History of the Waldo Lake Area

Native Americans inhabited the area thousands of years before white settlers arrived. Upland game, such as deer and elk, and edible plants, especially huckleberries, provided abundant food resources for the semi-nomadic bands. Various locales in the Waldo Lake area were utilized as temporary camps and food gathering sites.

In historical times, it is thought that Waldo Lake was discovered by Charlie Tufti, a Molalla Indian. Its early name was "Pengra Lake," named for B.J. Pengra, a pioneer railroad enthusiast. Waldo Lake was later renamed for Judge John Breckenridge Waldo. Judge Waldo, William Gladstone Steel and other conservationists were instrumental in the creation of the Cascade Range Forest Reserve, established by President Grover Cleveland on September 28, 1893.

Early settlers in the late 1800s and early 1900s found the Waldo area well suited for grazing sheep. One of the sheep driveways built later became the Irish-Taylor Road which now branches to Taylor Burn Guard Station and North Waldo. The road began as a stock trail for sheepherders who drove their bands to the high country for the summer and set fires as they left in the fall to open up more grazing on the plateau north of Waldo Lake.

Waldo Lake was also a popular area for trapping fur-bearing animals. The south end of the lake was often used for winter encampments by trappers from the LaPine and Oakridge areas.

Recreation use of the Waldo Area dates back to the late 1800s with the establishment of five access trails from Oakridge. By 1923, the Forest Service topographic map reveals access trails to Waldo Lake from the Skyline, Salmon Creek, Salt Creek, and Gold Lake trails. Horses and mules were the main modes of transportation. The Forest Service maintained a guard station at Waldo Meadows, and fire lookouts on Waldo, Fuji, the Twins, and Maiden Peak.

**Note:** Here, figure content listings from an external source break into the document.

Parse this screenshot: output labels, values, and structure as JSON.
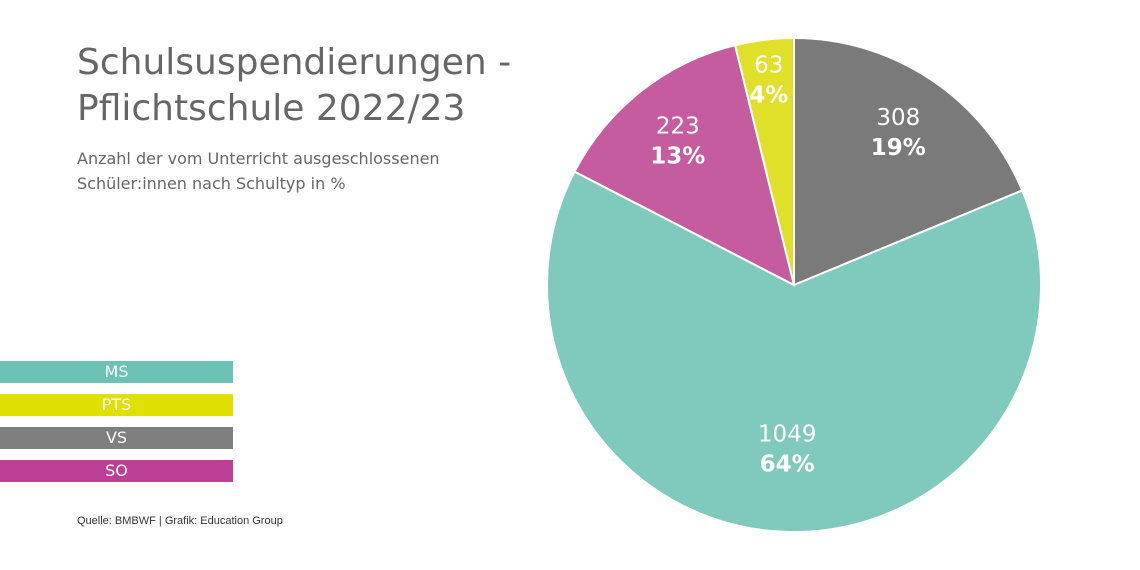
{
  "chart_data": {
    "type": "pie",
    "title": [
      "Schulsuspendierungen -",
      "Pflichtschule 2022/23"
    ],
    "subtitle": [
      "Anzahl der vom Unterricht ausgeschlossenen",
      "Schüler:innen nach Schultyp in %"
    ],
    "categories": [
      "MS",
      "PTS",
      "VS",
      "SO"
    ],
    "values": [
      1049,
      63,
      308,
      223
    ],
    "percent_labels": [
      "64%",
      "4%",
      "19%",
      "13%"
    ],
    "count_labels": [
      "1049",
      "63",
      "308",
      "223"
    ],
    "colors": [
      "#80c9bd",
      "#e0e02b",
      "#7a7a7a",
      "#c45c9f"
    ],
    "legend_colors": [
      "#6cc2b4",
      "#e0e000",
      "#7f7f7f",
      "#bc3f95"
    ],
    "legend_position": "left",
    "source": "Quelle: BMBWF  |  Grafik: Education Group"
  }
}
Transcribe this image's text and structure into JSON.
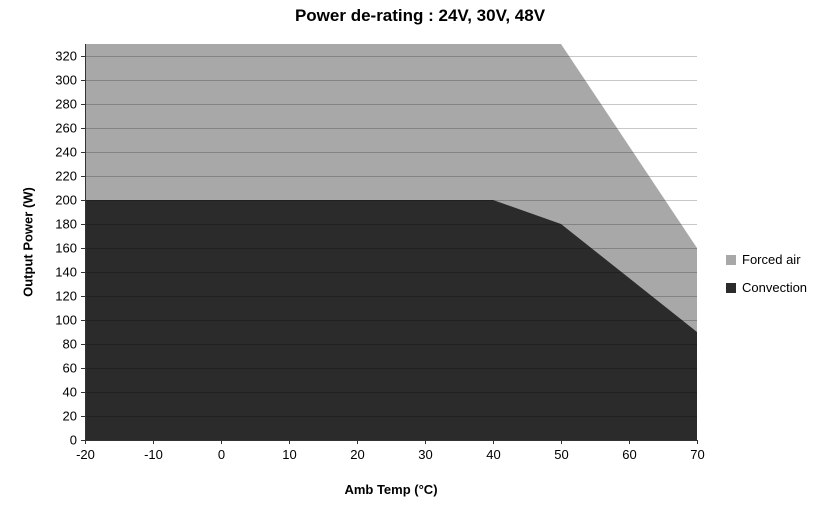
{
  "chart_data": {
    "type": "area",
    "title": "Power de-rating : 24V, 30V, 48V",
    "xlabel": "Amb Temp (°C)",
    "ylabel": "Output Power (W)",
    "xlim": [
      -20,
      70
    ],
    "ylim": [
      0,
      330
    ],
    "x_ticks": [
      -20,
      -10,
      0,
      10,
      20,
      30,
      40,
      50,
      60,
      70
    ],
    "y_ticks": [
      0,
      20,
      40,
      60,
      80,
      100,
      120,
      140,
      160,
      180,
      200,
      220,
      240,
      260,
      280,
      300,
      320
    ],
    "grid": "horizontal",
    "legend_position": "right",
    "series": [
      {
        "name": "Forced air",
        "color": "#a8a8a8",
        "points": [
          [
            -20,
            330
          ],
          [
            50,
            330
          ],
          [
            70,
            160
          ]
        ]
      },
      {
        "name": "Convection",
        "color": "#2b2b2b",
        "points": [
          [
            -20,
            200
          ],
          [
            40,
            200
          ],
          [
            50,
            180
          ],
          [
            70,
            90
          ]
        ]
      }
    ]
  }
}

Of historical and cultural interest is the existing Klovdahl Dam headgate and tunnel structure. Built in approximately 1914, the structure was built to provide power and irrigation. However, it was never used and has had to be repaired for leaks four times. If the tunnel were to open, it could lower the level of Waldo Lake over 25 feet.

In 1939, the original North Waldo and Taylor Burn Forest Camps (campgrounds) were constructed by the Civilian Conservation Corps (CCC). Construction costs primarily covered materials and totaled $1,702.45 for North Waldo and $2,804.00 for Taylor Burn.

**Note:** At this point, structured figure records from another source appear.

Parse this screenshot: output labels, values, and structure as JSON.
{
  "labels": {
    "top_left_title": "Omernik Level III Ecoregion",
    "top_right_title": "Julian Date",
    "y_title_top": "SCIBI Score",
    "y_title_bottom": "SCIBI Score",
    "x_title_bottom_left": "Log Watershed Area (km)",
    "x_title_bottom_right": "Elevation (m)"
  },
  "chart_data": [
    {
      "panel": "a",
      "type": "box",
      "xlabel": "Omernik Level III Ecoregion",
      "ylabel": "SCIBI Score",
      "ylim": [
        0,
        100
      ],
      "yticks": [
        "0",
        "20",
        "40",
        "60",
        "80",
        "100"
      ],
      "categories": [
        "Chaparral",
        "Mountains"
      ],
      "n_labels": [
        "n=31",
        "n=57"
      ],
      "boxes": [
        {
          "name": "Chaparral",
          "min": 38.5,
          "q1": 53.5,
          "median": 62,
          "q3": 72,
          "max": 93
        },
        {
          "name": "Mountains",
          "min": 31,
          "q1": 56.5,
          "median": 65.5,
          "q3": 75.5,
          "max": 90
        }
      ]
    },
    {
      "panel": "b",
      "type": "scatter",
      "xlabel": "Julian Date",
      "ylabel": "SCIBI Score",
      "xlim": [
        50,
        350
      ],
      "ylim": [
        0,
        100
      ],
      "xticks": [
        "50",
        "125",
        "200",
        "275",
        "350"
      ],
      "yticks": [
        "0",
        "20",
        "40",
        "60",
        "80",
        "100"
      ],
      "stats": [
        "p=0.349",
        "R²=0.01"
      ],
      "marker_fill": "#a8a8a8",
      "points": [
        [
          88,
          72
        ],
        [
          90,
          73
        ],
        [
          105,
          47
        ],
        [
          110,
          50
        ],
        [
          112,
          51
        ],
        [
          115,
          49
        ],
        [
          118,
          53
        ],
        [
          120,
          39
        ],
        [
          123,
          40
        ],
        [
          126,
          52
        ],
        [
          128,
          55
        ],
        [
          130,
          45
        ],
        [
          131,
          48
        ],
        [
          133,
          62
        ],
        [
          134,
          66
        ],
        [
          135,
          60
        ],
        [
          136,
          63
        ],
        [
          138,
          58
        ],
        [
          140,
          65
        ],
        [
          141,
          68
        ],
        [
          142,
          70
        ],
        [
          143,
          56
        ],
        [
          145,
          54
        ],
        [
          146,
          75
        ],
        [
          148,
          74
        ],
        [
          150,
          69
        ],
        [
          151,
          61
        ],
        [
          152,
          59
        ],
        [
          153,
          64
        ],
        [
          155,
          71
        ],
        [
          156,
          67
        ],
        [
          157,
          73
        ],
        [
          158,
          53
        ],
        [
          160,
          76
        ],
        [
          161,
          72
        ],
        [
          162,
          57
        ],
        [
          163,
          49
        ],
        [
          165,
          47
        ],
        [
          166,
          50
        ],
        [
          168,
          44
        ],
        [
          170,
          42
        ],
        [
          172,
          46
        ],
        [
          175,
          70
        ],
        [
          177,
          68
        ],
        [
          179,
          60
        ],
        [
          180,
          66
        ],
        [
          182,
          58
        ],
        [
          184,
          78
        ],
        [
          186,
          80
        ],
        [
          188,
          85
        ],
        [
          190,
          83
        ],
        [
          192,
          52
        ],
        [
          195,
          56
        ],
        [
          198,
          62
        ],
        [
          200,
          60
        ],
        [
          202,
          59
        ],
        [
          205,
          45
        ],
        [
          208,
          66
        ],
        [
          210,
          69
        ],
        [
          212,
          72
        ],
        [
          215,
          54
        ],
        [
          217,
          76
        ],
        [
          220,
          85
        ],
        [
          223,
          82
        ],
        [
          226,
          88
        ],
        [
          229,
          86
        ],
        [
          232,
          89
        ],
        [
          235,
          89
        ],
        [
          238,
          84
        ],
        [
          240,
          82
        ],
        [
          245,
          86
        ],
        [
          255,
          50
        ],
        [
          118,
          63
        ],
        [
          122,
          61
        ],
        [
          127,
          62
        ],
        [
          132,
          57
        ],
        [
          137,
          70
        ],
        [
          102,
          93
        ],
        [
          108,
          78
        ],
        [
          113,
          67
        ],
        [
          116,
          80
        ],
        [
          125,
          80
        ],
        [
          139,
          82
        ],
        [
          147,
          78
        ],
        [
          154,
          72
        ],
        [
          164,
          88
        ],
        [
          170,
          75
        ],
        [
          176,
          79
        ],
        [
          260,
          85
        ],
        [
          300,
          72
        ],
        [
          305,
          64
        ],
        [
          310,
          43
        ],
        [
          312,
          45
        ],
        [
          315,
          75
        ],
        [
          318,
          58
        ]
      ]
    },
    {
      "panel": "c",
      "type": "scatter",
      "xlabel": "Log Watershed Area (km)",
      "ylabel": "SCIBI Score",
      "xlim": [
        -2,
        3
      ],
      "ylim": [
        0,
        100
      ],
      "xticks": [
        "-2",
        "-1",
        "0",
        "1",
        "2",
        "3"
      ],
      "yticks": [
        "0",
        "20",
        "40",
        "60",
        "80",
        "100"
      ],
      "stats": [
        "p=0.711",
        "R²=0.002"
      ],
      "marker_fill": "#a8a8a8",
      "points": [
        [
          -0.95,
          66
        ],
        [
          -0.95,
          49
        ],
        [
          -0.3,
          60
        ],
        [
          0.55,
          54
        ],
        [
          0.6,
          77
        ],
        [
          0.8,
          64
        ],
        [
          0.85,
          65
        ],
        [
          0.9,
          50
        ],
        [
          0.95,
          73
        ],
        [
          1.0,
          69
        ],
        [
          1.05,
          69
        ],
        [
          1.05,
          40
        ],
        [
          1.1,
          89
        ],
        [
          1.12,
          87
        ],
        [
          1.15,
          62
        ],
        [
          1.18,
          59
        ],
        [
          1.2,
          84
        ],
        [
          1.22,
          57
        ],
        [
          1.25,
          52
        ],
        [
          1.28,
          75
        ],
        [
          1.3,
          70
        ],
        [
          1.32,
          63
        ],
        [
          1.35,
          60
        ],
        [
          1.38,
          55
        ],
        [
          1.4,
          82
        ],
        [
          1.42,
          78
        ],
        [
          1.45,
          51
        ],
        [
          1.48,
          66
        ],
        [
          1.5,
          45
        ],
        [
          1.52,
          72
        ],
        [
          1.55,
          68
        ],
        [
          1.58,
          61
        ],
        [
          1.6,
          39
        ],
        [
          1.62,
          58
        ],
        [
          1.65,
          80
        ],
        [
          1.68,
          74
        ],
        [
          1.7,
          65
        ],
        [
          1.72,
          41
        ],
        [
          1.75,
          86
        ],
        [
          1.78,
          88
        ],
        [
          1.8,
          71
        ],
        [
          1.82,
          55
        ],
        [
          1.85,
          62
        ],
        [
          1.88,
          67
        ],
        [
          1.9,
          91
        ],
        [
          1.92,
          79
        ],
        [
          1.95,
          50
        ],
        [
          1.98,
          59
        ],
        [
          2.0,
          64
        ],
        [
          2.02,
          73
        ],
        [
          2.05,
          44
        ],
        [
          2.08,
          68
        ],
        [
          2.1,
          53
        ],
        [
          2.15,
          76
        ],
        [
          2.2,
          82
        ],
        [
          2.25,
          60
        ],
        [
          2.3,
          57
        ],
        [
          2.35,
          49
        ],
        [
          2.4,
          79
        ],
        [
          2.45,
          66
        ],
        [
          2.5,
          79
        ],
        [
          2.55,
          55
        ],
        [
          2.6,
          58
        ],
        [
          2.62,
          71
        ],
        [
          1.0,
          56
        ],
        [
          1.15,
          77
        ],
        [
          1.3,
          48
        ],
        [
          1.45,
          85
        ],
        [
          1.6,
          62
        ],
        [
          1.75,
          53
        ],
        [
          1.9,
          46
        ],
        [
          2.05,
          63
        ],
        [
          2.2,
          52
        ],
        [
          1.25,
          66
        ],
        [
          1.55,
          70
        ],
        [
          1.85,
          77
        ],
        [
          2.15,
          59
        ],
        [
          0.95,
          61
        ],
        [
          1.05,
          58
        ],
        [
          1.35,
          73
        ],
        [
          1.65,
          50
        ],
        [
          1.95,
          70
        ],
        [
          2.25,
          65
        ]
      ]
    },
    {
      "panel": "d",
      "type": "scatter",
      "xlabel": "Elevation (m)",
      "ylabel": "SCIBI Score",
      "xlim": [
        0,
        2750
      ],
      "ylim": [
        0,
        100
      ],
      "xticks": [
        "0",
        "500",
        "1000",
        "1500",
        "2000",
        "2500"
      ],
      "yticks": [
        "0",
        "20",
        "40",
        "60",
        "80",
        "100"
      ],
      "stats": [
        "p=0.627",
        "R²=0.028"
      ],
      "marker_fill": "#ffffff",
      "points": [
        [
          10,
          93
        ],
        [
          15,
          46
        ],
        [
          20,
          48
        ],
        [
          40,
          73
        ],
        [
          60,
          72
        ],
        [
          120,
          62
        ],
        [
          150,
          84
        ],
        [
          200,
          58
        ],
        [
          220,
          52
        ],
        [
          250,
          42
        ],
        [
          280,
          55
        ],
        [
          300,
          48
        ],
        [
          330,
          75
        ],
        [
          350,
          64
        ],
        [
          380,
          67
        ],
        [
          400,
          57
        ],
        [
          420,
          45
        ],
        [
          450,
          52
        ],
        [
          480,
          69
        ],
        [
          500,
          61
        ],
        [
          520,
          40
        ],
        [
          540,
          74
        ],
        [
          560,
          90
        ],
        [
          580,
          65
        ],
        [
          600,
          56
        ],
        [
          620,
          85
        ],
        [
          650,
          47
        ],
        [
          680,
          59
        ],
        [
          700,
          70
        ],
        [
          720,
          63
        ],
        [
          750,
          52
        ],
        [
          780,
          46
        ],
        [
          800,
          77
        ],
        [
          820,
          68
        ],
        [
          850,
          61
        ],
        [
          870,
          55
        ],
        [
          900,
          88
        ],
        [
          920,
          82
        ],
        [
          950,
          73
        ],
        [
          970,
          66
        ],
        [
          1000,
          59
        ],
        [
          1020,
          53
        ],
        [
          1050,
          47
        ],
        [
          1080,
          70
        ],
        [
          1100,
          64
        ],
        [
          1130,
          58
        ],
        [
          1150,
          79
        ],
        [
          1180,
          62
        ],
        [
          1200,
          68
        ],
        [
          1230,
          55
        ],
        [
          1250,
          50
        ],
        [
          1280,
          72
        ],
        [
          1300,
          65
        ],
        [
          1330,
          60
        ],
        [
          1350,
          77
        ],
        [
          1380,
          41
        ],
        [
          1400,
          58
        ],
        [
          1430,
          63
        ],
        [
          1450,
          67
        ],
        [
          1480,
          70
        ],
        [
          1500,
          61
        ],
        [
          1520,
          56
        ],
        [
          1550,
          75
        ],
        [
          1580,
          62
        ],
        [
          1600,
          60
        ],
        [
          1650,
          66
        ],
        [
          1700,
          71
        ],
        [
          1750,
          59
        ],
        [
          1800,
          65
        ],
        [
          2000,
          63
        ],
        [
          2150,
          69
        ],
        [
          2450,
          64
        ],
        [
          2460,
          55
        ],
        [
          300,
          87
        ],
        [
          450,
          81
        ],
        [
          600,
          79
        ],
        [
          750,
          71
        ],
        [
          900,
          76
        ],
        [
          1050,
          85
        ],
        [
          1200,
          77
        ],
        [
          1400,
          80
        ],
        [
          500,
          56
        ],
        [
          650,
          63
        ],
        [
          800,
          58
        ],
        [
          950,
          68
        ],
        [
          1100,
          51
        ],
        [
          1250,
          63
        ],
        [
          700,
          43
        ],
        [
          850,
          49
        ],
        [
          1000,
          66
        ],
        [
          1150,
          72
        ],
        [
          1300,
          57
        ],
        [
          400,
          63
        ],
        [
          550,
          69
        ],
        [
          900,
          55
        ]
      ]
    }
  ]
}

In the early 1960s, the Eugene Chamber of Commerce and the Forest Service were interested in stimulating recreation opportunities in Lane County. Waldo Lake was visualized by some as a "Lake Tahoe" of Oregon. A Waldo Lake area plan was developed that included the present facilities plus future developments including a marina/lodge and possible ski area at the south end of the lake. A paved road connecting North Waldo to Century Drive was also planned. The road right-of-way was constructed but never paved.

Construction of the 12 mile Waldo access road from Highway 58 began in 1964, and the last of three campgrounds was completed in 1971. Oregon and California county timber funds were used to cover the two million dollar project costs.

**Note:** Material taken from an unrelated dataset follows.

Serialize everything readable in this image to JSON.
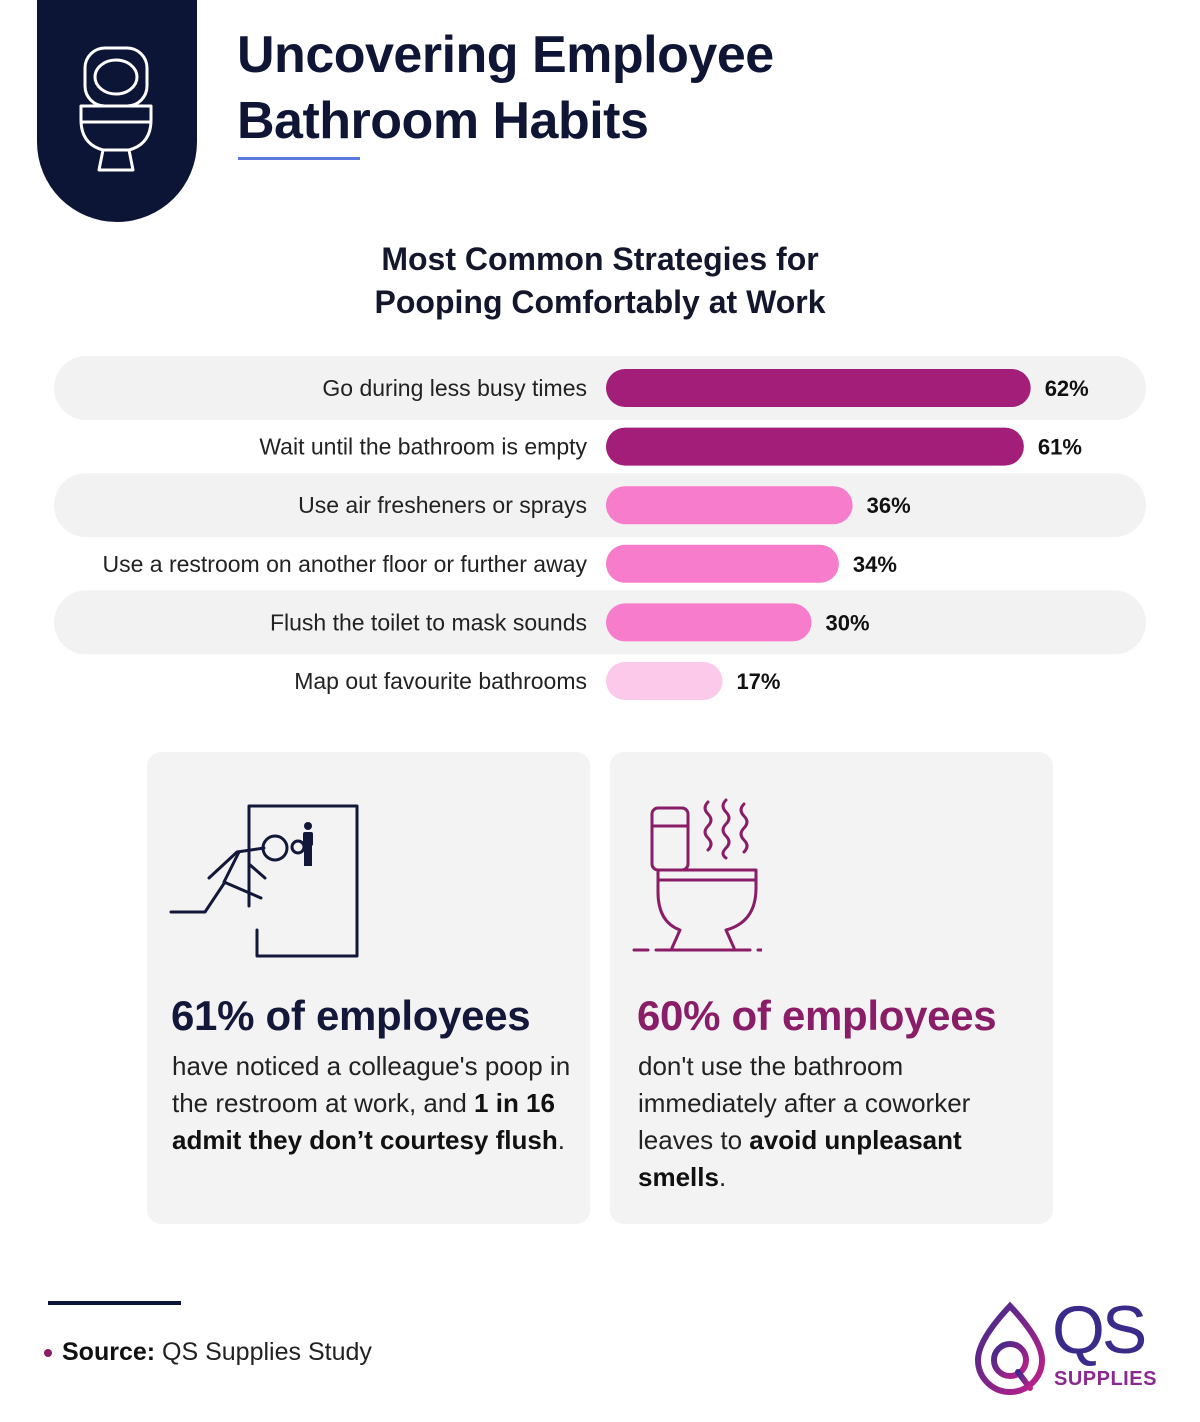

Three campgrounds ~ North Waldo, Islet, and Shadow Bay ~ have over 200 developed sites with toilets, potable water and boat ramps at Waldo Lake. An additional 50 or so dispersed sites are scattered around the lake. Most of these have been used since the 1950s; some are heavily used. Unlike the developed campground sites which are set back from the lake, most of the dispersed sites are close to the lakeshore and have only a primitive fire ring. Access to these sites is via the Waldo Lake trail or by water.